Reproductive factors in women associated with increased CV risk
By Rebecca Jenkins
Having a higher number of children and going through menarche at an earlier age are among the female-specific risk factors linked to increased cardiovascular disease (CVD), genetic analysis shows.
Researchers used Mendelian randomisation on genetic data from more than 100,000 women to examine the link between the genes that predict certain female reproductive factors and CVD risk.
A higher genetically predicted number of live births increased risk of atrial fibrillation, heart failure, ischaemic stroke and stroke, they reported in the Journal of the American Heart Association.
Earlier genetically predicted age at first birth increased coronary artery disease, heart failure and stroke, with partial mediation through BMI, type 2 diabetes, blood pressure and cholesterol traits. Earlier genetically predicted age at menarche increased risk of coronary artery disease and heart failure, with BMI at least partly mediating both associations. However, there was no association between age of menopause and risk of CVD.
‘These results support a causal role of a number of reproductive factors on [CVD] in women and identify multiple modifiable mediators amenable to clinical intervention,’ the study authors concluded.
Associate Professor Clare Arnott, Director of the Cardiovascular, and Global Chronic and Complex Diseases Programs at the George Institute for Global Health in Sydney, welcomed the research saying previous observational studies had shown sex-specific risk factors were connected to CVD in women, but it had been less clear whether these factors were causal.

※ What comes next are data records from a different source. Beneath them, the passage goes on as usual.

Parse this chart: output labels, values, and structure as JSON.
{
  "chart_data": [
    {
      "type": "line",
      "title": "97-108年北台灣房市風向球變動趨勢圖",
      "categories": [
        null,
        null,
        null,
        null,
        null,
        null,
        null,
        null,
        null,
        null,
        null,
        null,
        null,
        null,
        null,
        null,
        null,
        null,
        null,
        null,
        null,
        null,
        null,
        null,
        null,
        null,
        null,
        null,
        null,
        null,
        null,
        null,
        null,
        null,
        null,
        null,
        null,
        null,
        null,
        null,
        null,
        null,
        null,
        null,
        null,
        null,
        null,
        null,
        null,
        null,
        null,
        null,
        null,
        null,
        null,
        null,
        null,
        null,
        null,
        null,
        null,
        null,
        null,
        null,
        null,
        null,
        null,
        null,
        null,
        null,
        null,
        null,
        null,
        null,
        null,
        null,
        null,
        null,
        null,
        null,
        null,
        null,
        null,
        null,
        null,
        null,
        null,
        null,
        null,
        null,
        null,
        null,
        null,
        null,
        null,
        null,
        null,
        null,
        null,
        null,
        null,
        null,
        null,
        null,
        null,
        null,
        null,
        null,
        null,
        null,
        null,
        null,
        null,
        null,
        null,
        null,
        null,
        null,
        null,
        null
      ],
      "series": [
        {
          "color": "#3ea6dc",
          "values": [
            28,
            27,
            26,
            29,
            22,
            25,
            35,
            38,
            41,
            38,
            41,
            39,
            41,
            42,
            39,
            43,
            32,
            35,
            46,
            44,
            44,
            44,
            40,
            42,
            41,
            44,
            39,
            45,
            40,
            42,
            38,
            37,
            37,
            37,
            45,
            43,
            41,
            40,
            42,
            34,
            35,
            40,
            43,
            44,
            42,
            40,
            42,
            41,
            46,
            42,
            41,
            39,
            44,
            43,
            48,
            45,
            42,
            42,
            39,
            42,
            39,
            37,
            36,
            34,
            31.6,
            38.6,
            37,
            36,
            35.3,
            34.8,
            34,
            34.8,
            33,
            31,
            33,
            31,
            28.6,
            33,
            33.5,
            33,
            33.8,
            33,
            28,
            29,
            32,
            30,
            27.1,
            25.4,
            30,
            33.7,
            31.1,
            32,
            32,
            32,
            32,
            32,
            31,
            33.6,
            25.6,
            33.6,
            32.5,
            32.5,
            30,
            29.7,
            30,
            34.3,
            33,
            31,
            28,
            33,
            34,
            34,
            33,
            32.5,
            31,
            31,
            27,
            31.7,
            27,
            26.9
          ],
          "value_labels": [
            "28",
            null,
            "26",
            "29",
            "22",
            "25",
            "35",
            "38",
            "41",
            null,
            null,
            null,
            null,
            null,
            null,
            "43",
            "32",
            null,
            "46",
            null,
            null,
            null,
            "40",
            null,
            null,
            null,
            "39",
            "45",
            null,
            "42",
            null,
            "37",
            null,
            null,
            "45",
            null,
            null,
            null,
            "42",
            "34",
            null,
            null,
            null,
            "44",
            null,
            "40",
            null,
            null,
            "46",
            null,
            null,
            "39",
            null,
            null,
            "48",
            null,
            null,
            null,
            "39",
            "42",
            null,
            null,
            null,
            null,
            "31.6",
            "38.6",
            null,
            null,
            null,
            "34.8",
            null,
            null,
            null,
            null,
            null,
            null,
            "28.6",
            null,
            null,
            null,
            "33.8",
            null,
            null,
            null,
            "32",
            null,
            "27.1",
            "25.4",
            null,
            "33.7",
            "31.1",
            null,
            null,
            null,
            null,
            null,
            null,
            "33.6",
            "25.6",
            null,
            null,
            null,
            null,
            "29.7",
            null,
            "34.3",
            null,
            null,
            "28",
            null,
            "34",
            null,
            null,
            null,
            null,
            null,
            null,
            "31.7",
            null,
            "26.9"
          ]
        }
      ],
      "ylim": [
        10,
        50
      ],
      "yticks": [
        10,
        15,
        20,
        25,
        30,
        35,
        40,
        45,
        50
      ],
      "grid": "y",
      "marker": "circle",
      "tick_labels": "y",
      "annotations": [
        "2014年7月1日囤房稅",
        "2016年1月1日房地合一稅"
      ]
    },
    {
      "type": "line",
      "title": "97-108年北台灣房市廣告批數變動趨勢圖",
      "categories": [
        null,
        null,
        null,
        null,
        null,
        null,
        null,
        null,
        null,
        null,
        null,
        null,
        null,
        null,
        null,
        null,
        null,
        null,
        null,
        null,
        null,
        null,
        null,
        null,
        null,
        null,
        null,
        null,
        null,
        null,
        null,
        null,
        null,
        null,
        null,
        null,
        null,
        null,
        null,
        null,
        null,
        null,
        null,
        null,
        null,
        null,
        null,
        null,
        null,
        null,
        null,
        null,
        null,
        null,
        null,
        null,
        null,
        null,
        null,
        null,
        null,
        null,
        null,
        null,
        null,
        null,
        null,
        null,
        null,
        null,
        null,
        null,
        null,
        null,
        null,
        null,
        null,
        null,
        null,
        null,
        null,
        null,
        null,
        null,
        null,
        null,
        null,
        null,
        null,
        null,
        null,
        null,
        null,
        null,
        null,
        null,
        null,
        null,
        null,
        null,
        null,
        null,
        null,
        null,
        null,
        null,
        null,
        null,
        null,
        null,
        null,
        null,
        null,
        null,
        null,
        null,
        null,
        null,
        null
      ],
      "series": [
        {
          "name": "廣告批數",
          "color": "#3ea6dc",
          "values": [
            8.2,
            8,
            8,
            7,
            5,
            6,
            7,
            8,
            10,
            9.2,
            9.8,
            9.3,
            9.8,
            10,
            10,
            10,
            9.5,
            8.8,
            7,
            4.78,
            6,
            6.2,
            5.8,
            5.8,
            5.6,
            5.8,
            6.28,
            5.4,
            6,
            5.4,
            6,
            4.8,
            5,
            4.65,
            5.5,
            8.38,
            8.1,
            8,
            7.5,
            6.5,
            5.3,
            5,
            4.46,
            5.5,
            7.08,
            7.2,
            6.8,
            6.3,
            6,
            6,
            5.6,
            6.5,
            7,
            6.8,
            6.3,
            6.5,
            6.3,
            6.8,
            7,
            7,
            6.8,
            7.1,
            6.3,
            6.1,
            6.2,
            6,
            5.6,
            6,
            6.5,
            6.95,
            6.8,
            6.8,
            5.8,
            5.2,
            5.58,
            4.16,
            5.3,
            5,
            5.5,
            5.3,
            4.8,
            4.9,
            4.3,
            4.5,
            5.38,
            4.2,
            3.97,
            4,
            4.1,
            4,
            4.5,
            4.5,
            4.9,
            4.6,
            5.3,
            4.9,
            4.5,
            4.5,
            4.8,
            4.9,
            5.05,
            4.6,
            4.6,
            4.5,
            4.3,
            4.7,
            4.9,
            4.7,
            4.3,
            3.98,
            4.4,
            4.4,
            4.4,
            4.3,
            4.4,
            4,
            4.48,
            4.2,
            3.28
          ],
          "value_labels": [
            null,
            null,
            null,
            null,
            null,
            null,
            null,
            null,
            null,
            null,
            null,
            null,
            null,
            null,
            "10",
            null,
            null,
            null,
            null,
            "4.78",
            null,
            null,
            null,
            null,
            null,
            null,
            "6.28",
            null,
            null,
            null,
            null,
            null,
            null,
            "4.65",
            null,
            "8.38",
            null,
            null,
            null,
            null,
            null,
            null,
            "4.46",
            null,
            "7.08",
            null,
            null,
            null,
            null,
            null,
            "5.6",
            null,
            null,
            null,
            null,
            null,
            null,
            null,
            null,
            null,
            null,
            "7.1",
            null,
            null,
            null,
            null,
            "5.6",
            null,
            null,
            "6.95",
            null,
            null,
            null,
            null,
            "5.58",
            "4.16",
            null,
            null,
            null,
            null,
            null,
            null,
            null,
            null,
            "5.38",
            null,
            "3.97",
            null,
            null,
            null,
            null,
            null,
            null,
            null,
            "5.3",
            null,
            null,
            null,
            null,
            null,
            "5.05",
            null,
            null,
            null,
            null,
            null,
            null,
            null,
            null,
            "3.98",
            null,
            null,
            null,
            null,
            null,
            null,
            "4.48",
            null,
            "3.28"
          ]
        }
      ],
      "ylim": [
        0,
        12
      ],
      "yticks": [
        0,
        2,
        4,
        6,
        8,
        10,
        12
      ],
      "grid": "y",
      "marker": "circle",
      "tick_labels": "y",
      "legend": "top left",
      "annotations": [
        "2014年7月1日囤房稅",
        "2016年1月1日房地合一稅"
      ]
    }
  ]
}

‘This study uses Mendelian randomisation as a really eloquent and clever way of trying to assess causation,’ she told Medicine Today.
Professor Arnott noted traditional cardiometabolic risk factors such as BMI explained some, but not all, of the link between some sex-specific risk factors, giving clinicians and women modifiable targets to address.
‘However, it does not mean we should dismiss the importance of the sex-specific factors, such as age of menarche and obstetric history. Whilst they may not be modifiable, they identify women at risk, often at a pivotal time-point in their lives, such as pregnancy, and in whom education, close follow up and intensive lifestyle modification are almost certainly of benefit to their long-term cardiometabolic health and overall health trajectory,’ she said.
New CV algorithms which included sex-specific factors were also essential, with traditional CV risk prediction models known to perform poorly in women, particularly across non-Caucasian populations.
‘We need large datasets that possess both traditional and sex-specific risk factors in large, diverse, representative populations that are followed up for many years with all cardiovascular events recorded. Those data exist but need to be harnessed to develop new algorithms,’ Professor Arnott said.